Thom is grateful he wasn't born in the 1800's

For Your Consideration

For Your Consideration

Sometimes I marvel at what we have accomplished and created as a species.

Such was the case Monday as I contemplated writing about Labour Day.

It is a hazard of my profession, perhaps, that I can’t just gratefully take my stat holidays for granted, but it is very instructive to think deeply about what they mean.

Personally, I feel very lucky to have been born in the place and time I was.

It’s almost incredible today to recall that when the labour movement started to take off in Canada in March 1872, it was over a shorter work week.

In those days, Toronto print workers worked 11- to 12-hour shifts seven days a week and the Toronto Typographical Union demanded a nine-hour work day.

When the publishers refused, they walked off the job and Toronto Globe publisher George Brown had the strike committee arrested for criminal conspiracy.

A month later, Prime Minister Sir John A. MacDonald introduced the Trade Union Act, which legalized and protected unions.

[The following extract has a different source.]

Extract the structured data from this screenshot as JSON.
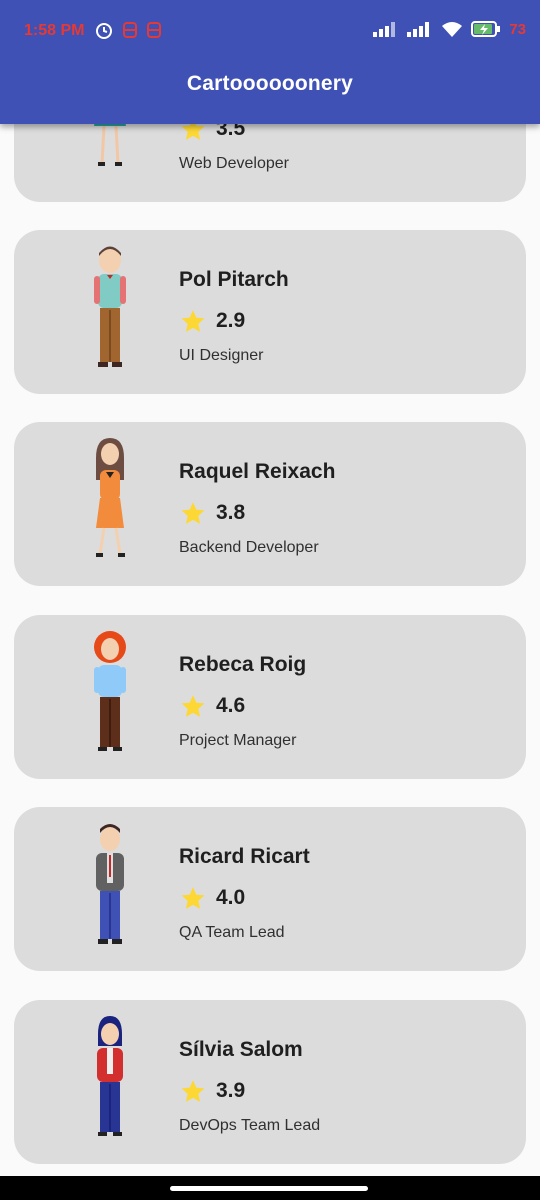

This was probably not so much out of concern for workers as MacDonald’s rivalry with Brown, a reform politician.

MacDonald, of course, is also notorious for having conscripted Chinese labourers to build the Canadian Pacific Railway at $1 per day compared to other railway workers who earned $1.50 to $2.

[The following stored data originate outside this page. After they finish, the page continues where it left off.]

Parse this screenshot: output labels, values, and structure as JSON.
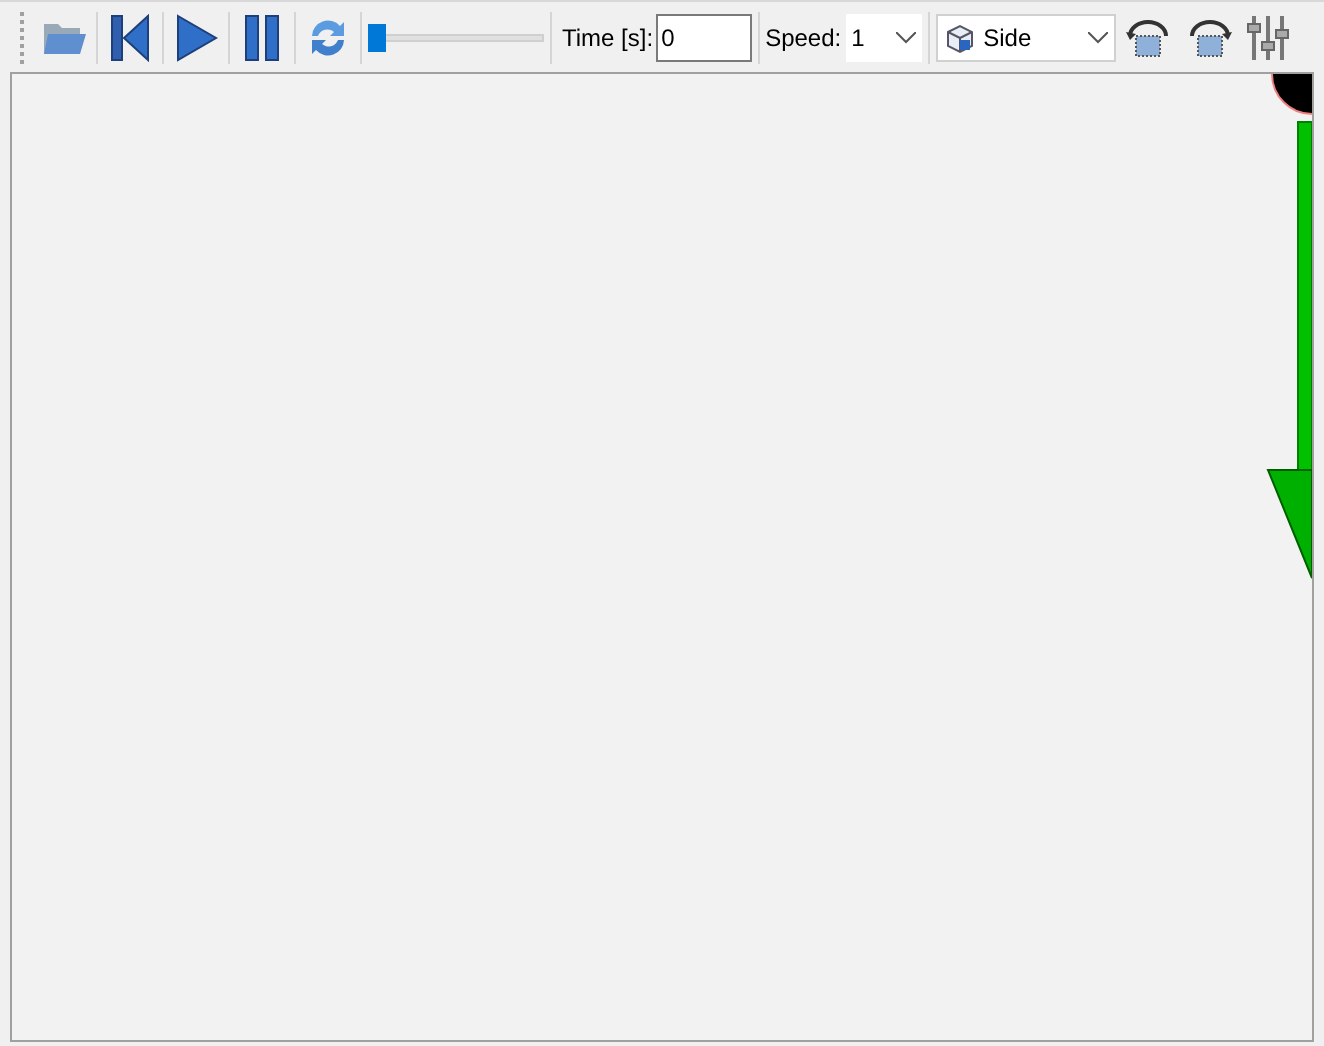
{
  "toolbar": {
    "playback_slider": {
      "level": 0
    },
    "time": {
      "label": "Time [s]:",
      "value": "0"
    },
    "speed": {
      "label": "Speed:",
      "value": "1"
    },
    "view": {
      "value": "Side"
    }
  }
}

In fact, throughout history, most of everything that has been built was done so on the backs of slave, or near-slave, workers.

In many parts of the world this is still true and although we made great strides in the industrialized West toward a more egalitarian society during the 20th century there has been erosion of those gains in more recent decades.

I’m not going to rehash all the data here. Suffice it to say, despite the average person being better off than previous generations, income inequality is at an all time high and growing.

The Conference Board of Canada suggests “high inequality can diminish economic growth if it means that the country is not fully using the skills and capabilities of all its citizens or if it undermines social cohesion, leading to increased social tensions. Second, high inequality raises a moral question about fairness and social justice.”

We can all see this already happening around us.

The irony here, is that the labour movement may be partially a victim of its own success. It has given us higher wages, better benefits, shorter work days and shorter work weeks.

These are all things we should feel pretty good about, but have perhaps led us to a point of complacency.

I feel like that is changing.

The emerging generation is finding its voice and that voice is screaming for social justice.

I hope they are successful, for our kids’ kids sake.